Coffee is flavored in two ways. Flavoring is either added to the beans after they are roasted but before they are ground, or it is added as syrup after the coffee has been brewed. Joseph Staffieri, founder of Flavor Development Corp., a New Jersey company that makes flavorings for coffee, said it would be unlikely to find gluten in a coffee flavoring since gluten containing ingredients are not part of the flavor-making process. In fact, his plant is completely gluten free and he has never used any gluten- containing ingredients.
Staffieri, who has worked in the flavor industry for more than 40 years and supplies flavors to coffee companies throughout the US and Canada, said it would not make sense for a coffee flavor maker to use gluten in a product. And even if a company did use a gluten- containing ingredient in a flavor, Staffieri said, the amount that would end up in the coffee would be so minute it would be untraceable.
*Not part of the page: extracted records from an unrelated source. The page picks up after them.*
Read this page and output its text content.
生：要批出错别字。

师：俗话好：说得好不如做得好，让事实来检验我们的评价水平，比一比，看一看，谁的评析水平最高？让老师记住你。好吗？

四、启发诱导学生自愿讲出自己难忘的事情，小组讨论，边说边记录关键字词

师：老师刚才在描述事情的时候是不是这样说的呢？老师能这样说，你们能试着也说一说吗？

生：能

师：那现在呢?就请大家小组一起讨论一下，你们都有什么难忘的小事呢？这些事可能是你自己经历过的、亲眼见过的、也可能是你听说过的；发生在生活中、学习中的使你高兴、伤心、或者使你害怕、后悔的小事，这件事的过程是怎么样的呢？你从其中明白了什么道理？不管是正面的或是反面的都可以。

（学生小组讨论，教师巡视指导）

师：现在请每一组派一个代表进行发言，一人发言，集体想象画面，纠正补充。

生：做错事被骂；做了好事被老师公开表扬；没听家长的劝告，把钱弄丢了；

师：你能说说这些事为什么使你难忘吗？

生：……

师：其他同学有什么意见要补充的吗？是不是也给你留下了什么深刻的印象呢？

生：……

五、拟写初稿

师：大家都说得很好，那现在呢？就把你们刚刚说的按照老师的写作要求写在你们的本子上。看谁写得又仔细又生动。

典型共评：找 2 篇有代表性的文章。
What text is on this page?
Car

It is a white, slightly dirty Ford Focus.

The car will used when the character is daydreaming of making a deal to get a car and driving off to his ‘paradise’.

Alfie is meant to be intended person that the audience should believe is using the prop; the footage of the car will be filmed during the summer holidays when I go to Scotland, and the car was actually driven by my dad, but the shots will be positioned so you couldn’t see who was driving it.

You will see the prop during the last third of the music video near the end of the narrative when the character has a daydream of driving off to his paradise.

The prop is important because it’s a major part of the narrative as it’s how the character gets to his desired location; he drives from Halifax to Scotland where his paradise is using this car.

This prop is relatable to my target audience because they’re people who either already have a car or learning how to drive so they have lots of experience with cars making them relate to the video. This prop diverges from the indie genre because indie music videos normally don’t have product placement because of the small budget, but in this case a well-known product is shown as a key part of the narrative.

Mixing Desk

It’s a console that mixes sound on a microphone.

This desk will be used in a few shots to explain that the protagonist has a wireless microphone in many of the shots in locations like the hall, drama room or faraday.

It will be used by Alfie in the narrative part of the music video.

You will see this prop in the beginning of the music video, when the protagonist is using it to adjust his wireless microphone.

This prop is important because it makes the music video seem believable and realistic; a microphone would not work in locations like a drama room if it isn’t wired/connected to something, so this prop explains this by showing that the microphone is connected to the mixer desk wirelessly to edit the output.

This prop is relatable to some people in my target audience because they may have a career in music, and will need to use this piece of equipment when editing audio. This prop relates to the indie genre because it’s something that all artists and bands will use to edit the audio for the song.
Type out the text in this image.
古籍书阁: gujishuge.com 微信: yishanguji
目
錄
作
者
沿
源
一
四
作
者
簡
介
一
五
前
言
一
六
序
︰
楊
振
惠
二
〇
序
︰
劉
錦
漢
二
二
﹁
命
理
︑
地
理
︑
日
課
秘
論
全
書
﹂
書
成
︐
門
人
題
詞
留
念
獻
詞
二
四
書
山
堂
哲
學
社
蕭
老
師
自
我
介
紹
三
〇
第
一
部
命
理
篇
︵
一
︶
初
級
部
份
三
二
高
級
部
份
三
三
He calculated that the amount of flavoring in a cup of coffee is about 1 part per million. That accounts for all the components of the flavor. Any theoretical gluten- containing ingredient would only be a small portion of that 1 ppm. Even if the flavoring was all gluten, at 1 ppm it would be well below 20 ppm, which is the amount the Food and Drug Administration has set as the standard for gluten- free food.
There’s a lot of speculation about gluten in coffee flavorings, but these are the facts.